The easiest way to prepare food for the winter is dry salting:
- Oyster mushrooms are washed.
- The first layer of mushrooms is laid out and sprinkled with salt and spices.
- Several such layers are made up to the top of the container.
- A press is placed on the top layer and the container is taken out to a dark place for 2-3 weeks.
Cooking Rules
Before preparing mushrooms, please read the following information:
- Before boiling, the product is cut into small pieces. The mushrooms are not cooked whole;
- fruiting bodies release liquid when cooked, so there is no need to pre-boil them when frying or baking;
- It is necessary to fry until the liquid in the dish has completely evaporated, at least 30 minutes.
Mushroom Box Reviews
Oyster mushrooms are easy to grow at home using bags filled with substrate, mycelium, and a basement. Special mushroom boxes containing oyster mushroom mycelium are now available for purchase, allowing you to grow your own harvest, even in your apartment. Reviews of these are mixed:
Irina: "I once bought a box like this so the kids could watch mushrooms grow. The kit included the box, a spray bottle, a mycelium block, and a linen cloth. We followed the instructions, so we expected to see mushrooms on the 10th day. They appeared after 15 days, and they grew in just 4 days. This kit is good for growing 2-3 small crops."
Alexey: "I ordered two of these boxes online. The package arrived fairly quickly, and I got to work.

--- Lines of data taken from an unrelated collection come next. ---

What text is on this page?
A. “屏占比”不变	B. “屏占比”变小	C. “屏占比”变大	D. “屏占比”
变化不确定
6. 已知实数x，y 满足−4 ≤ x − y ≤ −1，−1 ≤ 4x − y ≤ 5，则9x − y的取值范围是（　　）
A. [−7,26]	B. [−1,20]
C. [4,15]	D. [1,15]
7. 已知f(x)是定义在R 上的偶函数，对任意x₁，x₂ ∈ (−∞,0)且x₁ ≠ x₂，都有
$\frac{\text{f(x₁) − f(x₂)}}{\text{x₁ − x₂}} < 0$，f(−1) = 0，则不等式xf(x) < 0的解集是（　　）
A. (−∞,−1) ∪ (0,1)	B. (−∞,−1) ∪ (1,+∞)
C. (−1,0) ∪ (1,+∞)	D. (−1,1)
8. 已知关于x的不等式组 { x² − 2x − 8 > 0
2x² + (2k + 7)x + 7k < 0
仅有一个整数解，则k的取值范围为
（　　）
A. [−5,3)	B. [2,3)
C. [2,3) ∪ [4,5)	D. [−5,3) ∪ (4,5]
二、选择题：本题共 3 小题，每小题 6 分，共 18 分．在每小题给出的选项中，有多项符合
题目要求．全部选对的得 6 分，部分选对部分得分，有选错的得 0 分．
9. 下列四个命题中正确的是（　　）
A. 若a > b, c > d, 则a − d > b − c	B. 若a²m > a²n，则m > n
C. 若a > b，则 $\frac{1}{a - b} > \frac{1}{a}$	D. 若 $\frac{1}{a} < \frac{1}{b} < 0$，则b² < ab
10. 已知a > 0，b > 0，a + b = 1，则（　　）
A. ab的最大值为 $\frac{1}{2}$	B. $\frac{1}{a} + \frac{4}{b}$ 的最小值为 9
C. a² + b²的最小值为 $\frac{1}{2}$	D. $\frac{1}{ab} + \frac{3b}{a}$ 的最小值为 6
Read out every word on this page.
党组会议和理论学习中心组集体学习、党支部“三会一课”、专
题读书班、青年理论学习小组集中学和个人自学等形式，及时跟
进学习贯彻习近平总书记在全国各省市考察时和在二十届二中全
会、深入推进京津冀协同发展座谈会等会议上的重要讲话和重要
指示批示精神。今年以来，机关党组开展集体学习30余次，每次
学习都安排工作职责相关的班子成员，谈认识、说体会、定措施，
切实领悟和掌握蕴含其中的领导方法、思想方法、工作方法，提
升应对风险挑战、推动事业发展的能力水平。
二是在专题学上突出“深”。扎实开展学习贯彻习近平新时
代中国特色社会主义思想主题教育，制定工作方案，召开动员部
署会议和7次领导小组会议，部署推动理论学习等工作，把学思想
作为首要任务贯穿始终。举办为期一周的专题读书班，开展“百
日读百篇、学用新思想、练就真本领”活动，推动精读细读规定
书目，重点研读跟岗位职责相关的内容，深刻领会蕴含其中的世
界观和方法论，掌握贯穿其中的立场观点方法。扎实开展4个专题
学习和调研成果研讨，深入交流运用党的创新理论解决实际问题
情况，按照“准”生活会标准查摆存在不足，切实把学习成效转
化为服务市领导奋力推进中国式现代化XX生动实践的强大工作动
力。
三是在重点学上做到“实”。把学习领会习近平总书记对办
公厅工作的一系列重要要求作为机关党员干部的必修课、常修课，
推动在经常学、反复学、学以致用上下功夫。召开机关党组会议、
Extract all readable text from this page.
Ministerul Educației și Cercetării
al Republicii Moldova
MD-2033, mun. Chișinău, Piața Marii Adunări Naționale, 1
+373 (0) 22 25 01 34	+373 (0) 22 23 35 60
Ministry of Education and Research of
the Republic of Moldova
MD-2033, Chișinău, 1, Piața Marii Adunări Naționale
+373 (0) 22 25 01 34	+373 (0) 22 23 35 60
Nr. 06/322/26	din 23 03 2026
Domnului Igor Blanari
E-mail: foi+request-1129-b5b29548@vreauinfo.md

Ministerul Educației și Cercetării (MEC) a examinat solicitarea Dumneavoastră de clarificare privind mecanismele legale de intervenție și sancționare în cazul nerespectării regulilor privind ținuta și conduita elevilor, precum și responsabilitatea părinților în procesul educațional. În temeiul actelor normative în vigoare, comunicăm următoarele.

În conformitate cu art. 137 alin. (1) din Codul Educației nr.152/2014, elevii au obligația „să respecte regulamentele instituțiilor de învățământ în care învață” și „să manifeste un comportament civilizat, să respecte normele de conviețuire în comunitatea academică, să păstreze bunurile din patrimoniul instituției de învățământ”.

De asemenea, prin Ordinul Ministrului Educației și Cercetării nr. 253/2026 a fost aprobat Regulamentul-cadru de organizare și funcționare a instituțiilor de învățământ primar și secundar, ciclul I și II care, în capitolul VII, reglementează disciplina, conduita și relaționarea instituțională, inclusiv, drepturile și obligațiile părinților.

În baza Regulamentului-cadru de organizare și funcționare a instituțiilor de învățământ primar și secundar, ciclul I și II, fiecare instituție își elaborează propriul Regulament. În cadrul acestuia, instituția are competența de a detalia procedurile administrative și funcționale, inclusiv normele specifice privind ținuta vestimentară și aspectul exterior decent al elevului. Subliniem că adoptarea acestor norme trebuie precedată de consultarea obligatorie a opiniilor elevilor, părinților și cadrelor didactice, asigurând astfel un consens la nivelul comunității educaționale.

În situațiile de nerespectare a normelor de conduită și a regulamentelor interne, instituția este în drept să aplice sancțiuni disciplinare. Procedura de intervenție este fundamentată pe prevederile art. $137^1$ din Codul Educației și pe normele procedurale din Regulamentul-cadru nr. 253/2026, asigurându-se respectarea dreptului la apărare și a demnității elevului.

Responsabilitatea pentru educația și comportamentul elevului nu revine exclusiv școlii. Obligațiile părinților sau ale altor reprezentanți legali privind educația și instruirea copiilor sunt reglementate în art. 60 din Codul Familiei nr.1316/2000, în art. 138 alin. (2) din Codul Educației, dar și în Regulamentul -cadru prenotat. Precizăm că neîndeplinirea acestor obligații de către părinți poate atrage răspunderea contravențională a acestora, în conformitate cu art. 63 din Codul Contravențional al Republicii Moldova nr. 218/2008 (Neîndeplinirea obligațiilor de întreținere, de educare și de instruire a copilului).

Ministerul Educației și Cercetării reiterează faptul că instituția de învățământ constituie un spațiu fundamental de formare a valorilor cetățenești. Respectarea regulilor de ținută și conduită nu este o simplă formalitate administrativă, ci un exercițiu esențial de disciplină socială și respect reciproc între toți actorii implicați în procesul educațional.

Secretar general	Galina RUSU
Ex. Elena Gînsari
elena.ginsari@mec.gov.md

So far, only one set has blossomed with a few small mushrooms, and the other isn't even showing any signs of blooming. I won't be ordering any more."
Tatiana: "Thanks to this box, we often indulge in potatoes and mushrooms these days. I followed the instructions precisely, so there were no problems. Growing oyster mushrooms in a box is easy. No one has any allergies, so we grow them at home on the windowsill."
Answers to frequently asked questions
Oyster mushrooms are versatile mushrooms that can be found not only in the forest but also grown at home. These fruits are excellent for cooking and winter preserves.